The hardline Islamist gunmen drove music underground. The penalties for playing or even just listening to it on your mobile phone were a public whipping, a stint in an overcrowded jail or worse. Like thousands of refugees, Garba grabbed a bag, his guitar and boarded a bus to the capital Bamako.
Arriving with some other musician friends from the north, they decided to form a band. “We wanted to recreate that lost ambience of the north and make all the refugees relive those northern songs”.
That’s how Songhoy Blues were born.
“Songhoy” because Garba Touré, lead vocalist Aliou Touré and second guitarist Ou mar Touré, although unrelated to each other – Touré is as common as Smith or Jones in northern Mali – all belong to the Songhoy people, one of the main ethnicities in the north. And “Blues” not only because northern Mali is the cradle of the blues and its music is often referred to as “the desert blues”, but also because Garba and his mates are obsessed by that distant American cousin of their own blues, “my father used to make me listen to Jimi Hendrix who I love.” Garba’s father is Oumar Touré, who played congas for Mali’s guitar legend, Ali Farka Touré.
After signing up drummer Nathanael Dembélé, Songhoy Blues hit the Bamako club circuit with their raucous guitar anthems dedicated to peace and reconciliation. People flocked to see them, not only fellow Songhoy people, but also Tuareg and other northern ethnicities. Even southerners came. Anybody familiar with the enmity between the Songhoy and Tuareg peoples will appreciate how inspiring it must have been to see Tuareg and Songhoy youth wigging out together in a Bamako bar.
In September 2013, a group of European and American musicians and producers were coming to town under the banner of Africa Express to make an album with local musicians. After passing an informal audition with Brian Eno and Damon Albarn, Songhoy Blues were introduced to Nick Zinner, leader of US band the Yeah Yeah Yeahs. “The very next day we went into the studio and did some takes with Nick.
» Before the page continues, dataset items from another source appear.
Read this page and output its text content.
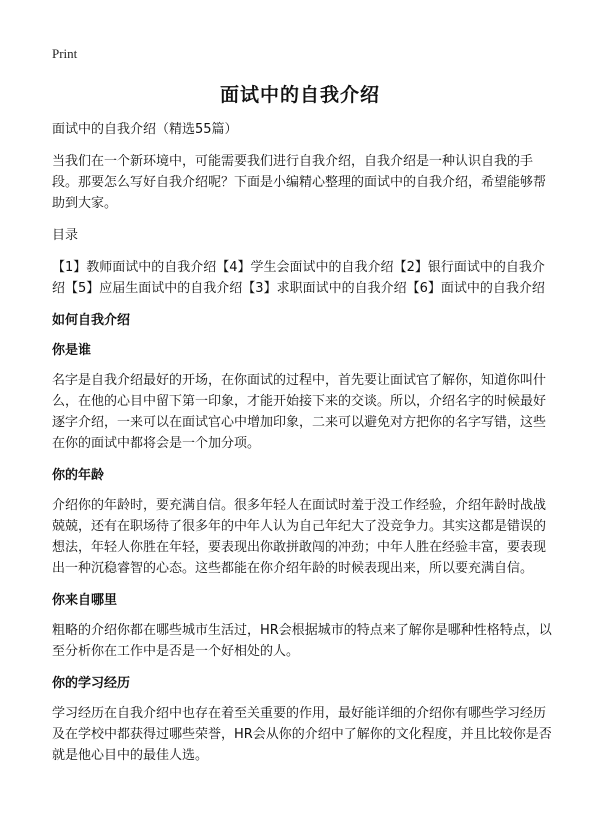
Print
面试中的自我介绍

面试中的自我介绍（精选55篇）

当我们在一个新环境中，可能需要我们进行自我介绍，自我介绍是一种认识自我的手段。那要怎么写好自我介绍呢？下面是小编精心整理的面试中的自我介绍，希望能够帮助到大家。

目录

【1】教师面试中的自我介绍【4】学生会面试中的自我介绍【2】银行面试中的自我介绍【5】应届生面试中的自我介绍【3】求职面试中的自我介绍【6】面试中的自我介绍

如何自我介绍
你是谁

名字是自我介绍最好的开场，在你面试的过程中，首先要让面试官了解你，知道你叫什么，在他的心目中留下第一印象，才能开始接下来的交谈。所以，介绍名字的时候最好逐字介绍，一来可以在面试官心中增加印象，二来可以避免对方把你的名字写错，这些在你的面试中都将会是一个加分项。

你的年龄

介绍你的年龄时，要充满自信。很多年轻人在面试时羞于没工作经验，介绍年龄时战战兢兢，还有在职场待了很多年的中年人认为自己年纪大了没竞争力。其实这都是错误的想法，年轻人你胜在年轻，要表现出你敢拼敢闯的冲劲；中年人胜在经验丰富，要表现出一种沉稳睿智的心态。这些都能在你介绍年龄的时候表现出来，所以要充满自信。

你来自哪里

粗略的介绍你都在哪些城市生活过，HR会根据城市的特点来了解你是哪种性格特点，以至分析你在工作中是否是一个好相处的人。

你的学习经历

学习经历在自我介绍中也存在着至关重要的作用，最好能详细的介绍你有哪些学习经历及在学校中都获得过哪些荣誉，HR会从你的介绍中了解你的文化程度，并且比较你是否就是他心目中的最佳人选。
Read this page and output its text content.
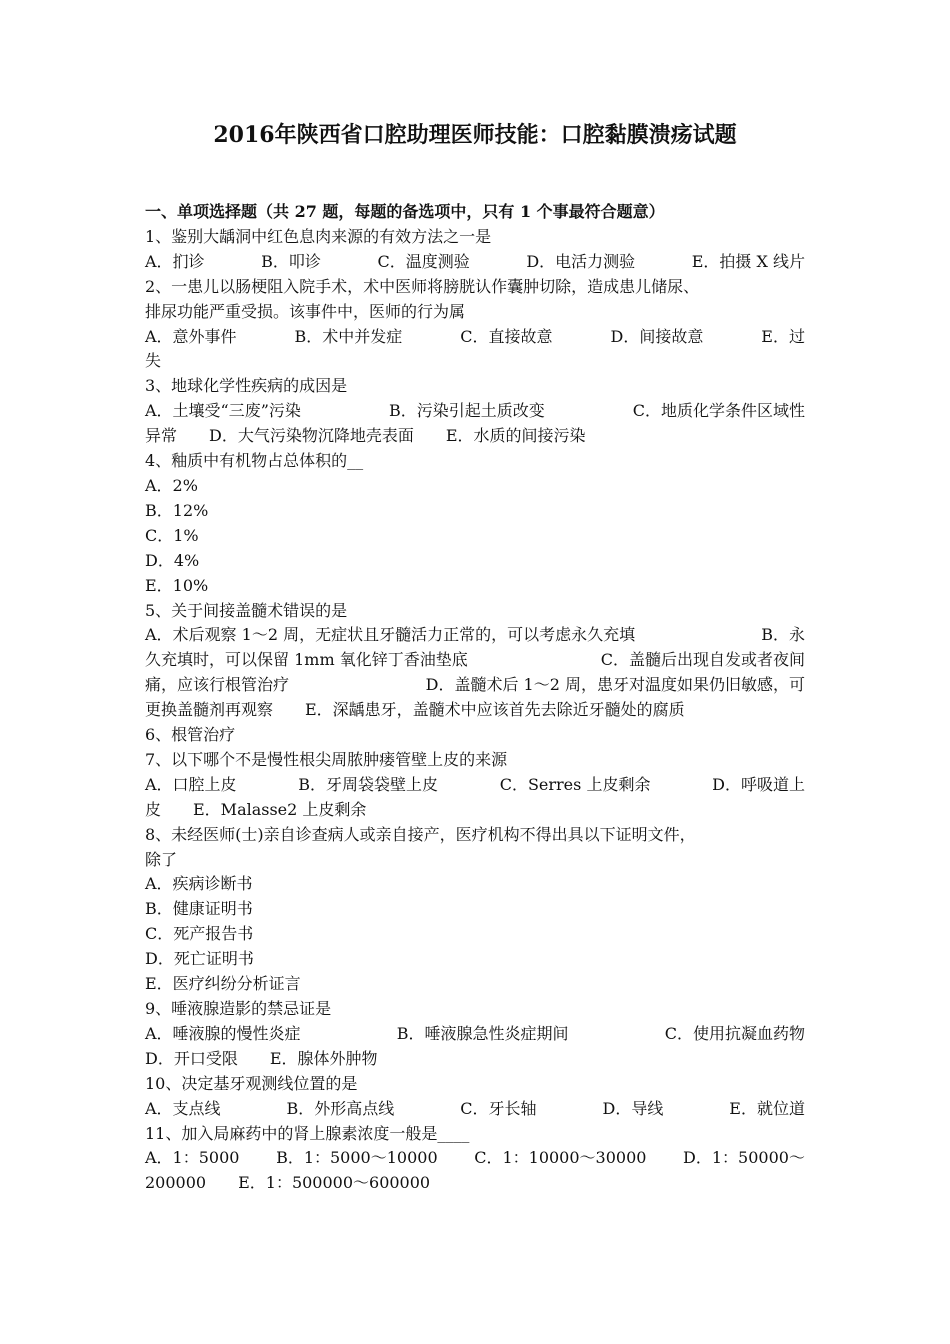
2016年陕西省口腔助理医师技能：口腔黏膜溃疡试题
一、单项选择题（共 27 题，每题的备选项中，只有 1 个事最符合题意）
1、鉴别大龋洞中红色息肉来源的有效方法之一是
A．扪诊	B．叩诊	C．温度测验	D．电活力测验	E．拍摄 X 线片
2、一患儿以肠梗阻入院手术，术中医师将膀胱认作囊肿切除，造成患儿储尿、
排尿功能严重受损。该事件中，医师的行为属
A．意外事件	B．术中并发症	C．直接故意	D．间接故意	E．过
失
3、地球化学性疾病的成因是
A．土壤受“三废”污染	B．污染引起土质改变	C．地质化学条件区域性
异常　　D．大气污染物沉降地壳表面　　E．水质的间接污染
4、釉质中有机物占总体积的__
A．2%
B．12%
C．1%
D．4%
E．10%
5、关于间接盖髓术错误的是
A．术后观察 1～2 周，无症状且牙髓活力正常的，可以考虑永久充填	B．永
久充填时，可以保留 1mm 氧化锌丁香油垫底	C．盖髓后出现自发或者夜间
痛，应该行根管治疗	D．盖髓术后 1～2 周，患牙对温度如果仍旧敏感，可
更换盖髓剂再观察　　E．深龋患牙，盖髓术中应该首先去除近牙髓处的腐质
6、根管治疗
7、以下哪个不是慢性根尖周脓肿瘘管壁上皮的来源
A．口腔上皮	B．牙周袋袋壁上皮	C．Serres 上皮剩余	D．呼吸道上
皮　　E．Malasse2 上皮剩余
8、未经医师(士)亲自诊查病人或亲自接产，医疗机构不得出具以下证明文件，
除了
A．疾病诊断书
B．健康证明书
C．死产报告书
D．死亡证明书
E．医疗纠纷分析证言
9、唾液腺造影的禁忌证是
A．唾液腺的慢性炎症	B．唾液腺急性炎症期间	C．使用抗凝血药物
D．开口受限　　E．腺体外肿物
10、决定基牙观测线位置的是
A．支点线	B．外形高点线	C．牙长轴	D．导线	E．就位道
11、加入局麻药中的肾上腺素浓度一般是____
A．1：5000 B．1：5000～10000 C．1：10000～30000 D．1：50000～
200000　　E．1：500000～600000
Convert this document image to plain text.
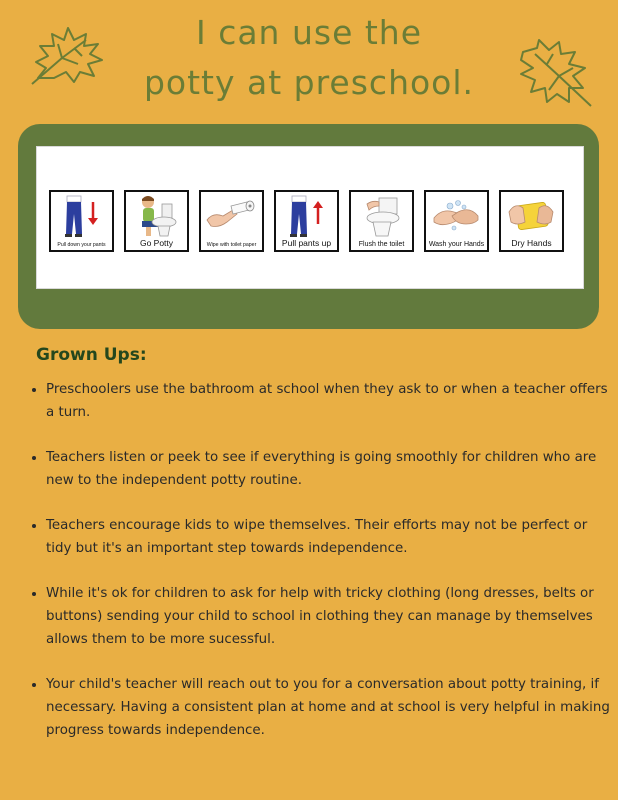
I can use the
potty at preschool.
Pull down your pants	Go Potty	Wipe with toilet paper	Pull pants up	Flush the toilet	Wash your Hands	Dry Hands
Grown Ups:
• Preschoolers use the bathroom at school when they ask to or when a teacher offers a turn.
• Teachers listen or peek to see if everything is going smoothly for children who are new to the independent potty routine.
• Teachers encourage kids to wipe themselves. Their efforts may not be perfect or tidy but it's an important step towards independence.
• While it's ok for children to ask for help with tricky clothing (long dresses, belts or buttons) sending your child to school in clothing they can manage by themselves allows them to be more sucessful.
• Your child's teacher will reach out to you for a conversation about potty training, if necessary. Having a consistent plan at home and at school is very helpful in making progress towards independence.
He’s a very simple person; a great guitarist but really modest”.
“We just walked into the studio not knowing what to expect,” Zinner recalls. “There was just one amp between all of us, so it was like: ‘What are we gonna do here?’ But then they showed up, sat down, said ‘Hi’, and 30 seconds later they were playing music, amazing music.”
Africa Express invited the band to London to appear at the launch of the ‘Maison des Jeunes’ album, the band’s song ‘Soubour’ featured as it’s outstanding track, released by Transgressive Records in April 2014.
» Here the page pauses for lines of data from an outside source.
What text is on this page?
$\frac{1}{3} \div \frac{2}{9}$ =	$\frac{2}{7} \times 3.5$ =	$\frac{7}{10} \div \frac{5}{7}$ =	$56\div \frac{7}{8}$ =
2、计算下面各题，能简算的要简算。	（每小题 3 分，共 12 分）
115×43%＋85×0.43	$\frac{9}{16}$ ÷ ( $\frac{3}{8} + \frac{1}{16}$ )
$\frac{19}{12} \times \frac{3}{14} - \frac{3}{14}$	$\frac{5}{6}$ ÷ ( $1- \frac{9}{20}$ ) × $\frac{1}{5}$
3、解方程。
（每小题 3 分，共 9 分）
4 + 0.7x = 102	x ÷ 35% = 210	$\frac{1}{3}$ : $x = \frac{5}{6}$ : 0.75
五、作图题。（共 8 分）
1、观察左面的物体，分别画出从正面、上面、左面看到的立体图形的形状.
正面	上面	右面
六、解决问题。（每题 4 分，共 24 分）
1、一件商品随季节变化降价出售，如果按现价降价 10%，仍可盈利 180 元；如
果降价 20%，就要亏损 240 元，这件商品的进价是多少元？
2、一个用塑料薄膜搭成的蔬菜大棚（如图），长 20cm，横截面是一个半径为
It was to be the first of many trips to come, with the band returning in August for a whirlwind nine day adventure shooting music videos and performing to a full house at Visions Festival in Hackney, as well as their own London headline shows at Servant Jazz Quarters in Dalston and Momo's in Regent Street.
These performances were filmed to be a part of a feature length documentary 'They Will Have To Kill Us First' being made about the musicians of Mali and the consequences of the conflict which focuses on Songhoy Blues and their unique story.
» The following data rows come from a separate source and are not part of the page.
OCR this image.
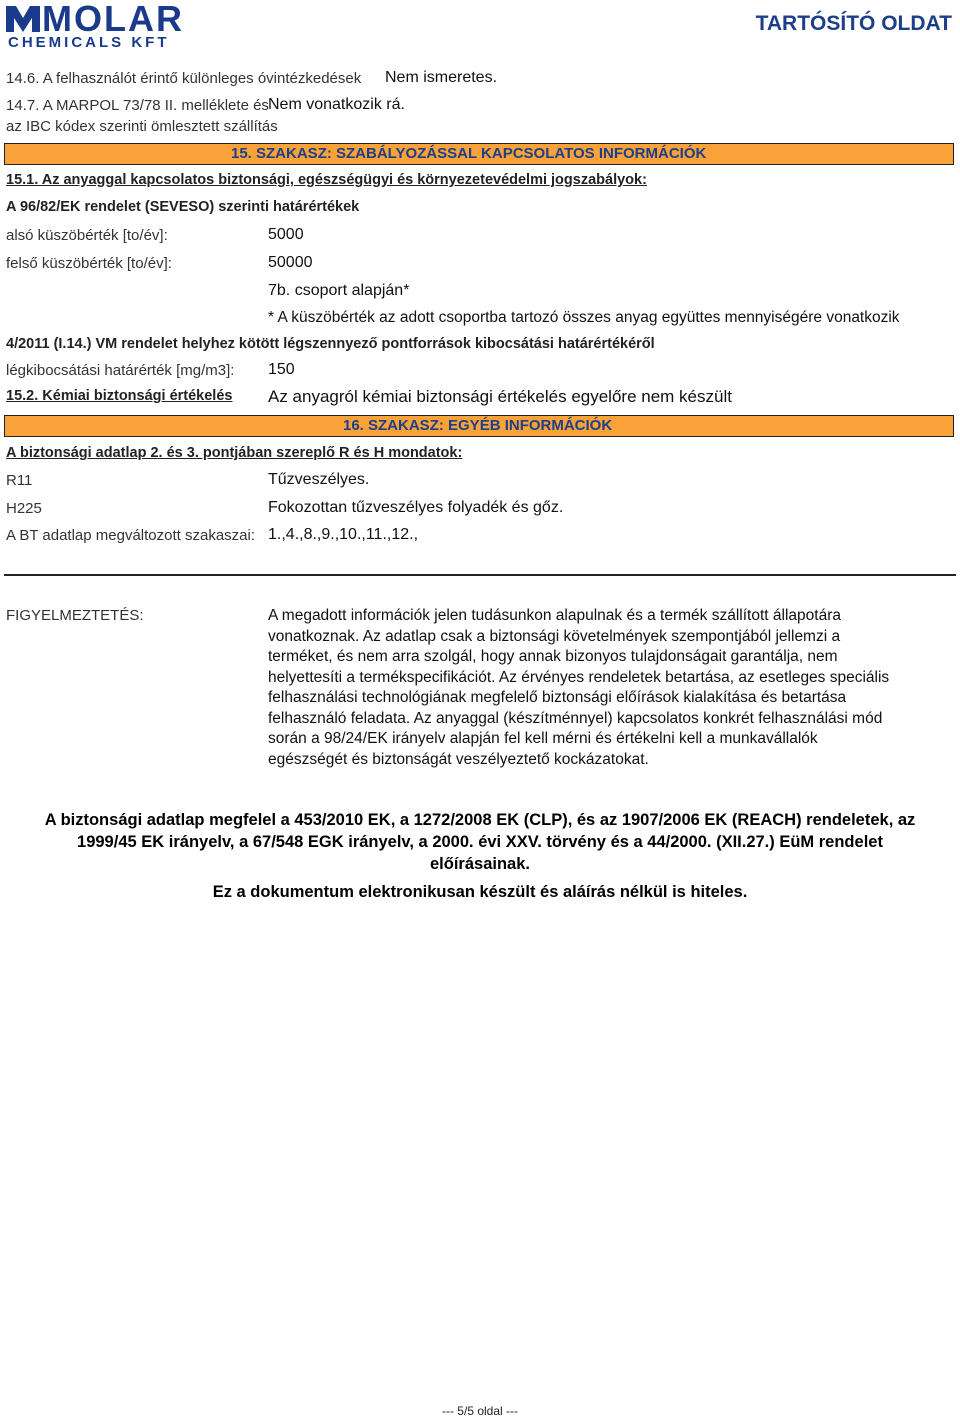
MOLAR
CHEMICALS KFT
TARTÓSÍTÓ OLDAT
14.6. A felhasználót érintő különleges óvintézkedések Nem ismeretes.
14.7. A MARPOL 73/78 II. melléklete és
az IBC kódex szerinti ömlesztett szállítás
Nem vonatkozik rá.
15. SZAKASZ: SZABÁLYOZÁSSAL KAPCSOLATOS INFORMÁCIÓK
15.1. Az anyaggal kapcsolatos biztonsági, egészségügyi és környezetevédelmi jogszabályok:
A 96/82/EK rendelet (SEVESO) szerinti határértékek
alsó küszöbérték [to/év]:	5000
felső küszöbérték [to/év]:	50000
7b. csoport alapján*
* A küszöbérték az adott csoportba tartozó összes anyag együttes mennyiségére vonatkozik
4/2011 (I.14.) VM rendelet helyhez kötött légszennyező pontforrások kibocsátási határértékéről
légkibocsátási határérték [mg/m3]: 150
15.2. Kémiai biztonsági értékelés Az anyagról kémiai biztonsági értékelés egyelőre nem készült
16. SZAKASZ: EGYÉB INFORMÁCIÓK
A biztonsági adatlap 2. és 3. pontjában szereplő R és H mondatok:
R11	Tűzveszélyes.
H225	Fokozottan tűzveszélyes folyadék és gőz.
A BT adatlap megváltozott szakaszai: 1.,4.,8.,9.,10.,11.,12.,
FIGYELMEZTETÉS:	A megadott információk jelen tudásunkon alapulnak és a termék szállított állapotára
vonatkoznak. Az adatlap csak a biztonsági követelmények szempontjából jellemzi a
terméket, és nem arra szolgál, hogy annak bizonyos tulajdonságait garantálja, nem
helyettesíti a termékspecifikációt. Az érvényes rendeletek betartása, az esetleges speciális
felhasználási technológiának megfelelő biztonsági előírások kialakítása és betartása
felhasználó feladata. Az anyaggal (készítménnyel) kapcsolatos konkrét felhasználási mód
során a 98/24/EK irányelv alapján fel kell mérni és értékelni kell a munkavállalók
egészségét és biztonságát veszélyeztető kockázatokat.
A biztonsági adatlap megfelel a 453/2010 EK, a 1272/2008 EK (CLP), és az 1907/2006 EK (REACH) rendeletek, az
1999/45 EK irányelv, a 67/548 EGK irányelv, a 2000. évi XXV. törvény és a 44/2000. (XII.27.) EüM rendelet
előírásainak.
Ez a dokumentum elektronikusan készült és aláírás nélkül is hiteles.
--- 5/5 oldal ---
The band were promptly signed by Transgressive and completed a full album recording in New York, London and Mali with Nick Zinner at the production helm. This is penned for release in early 2015.
“When we were living in the north,” Garba says, “We were told that if we played music we could get our hands chopped off. Africa Express came and we were invited to play in the UK. Really and truly, it’s an explosive joy for us, an explosive joy! We can’t even begin to explain that joy.”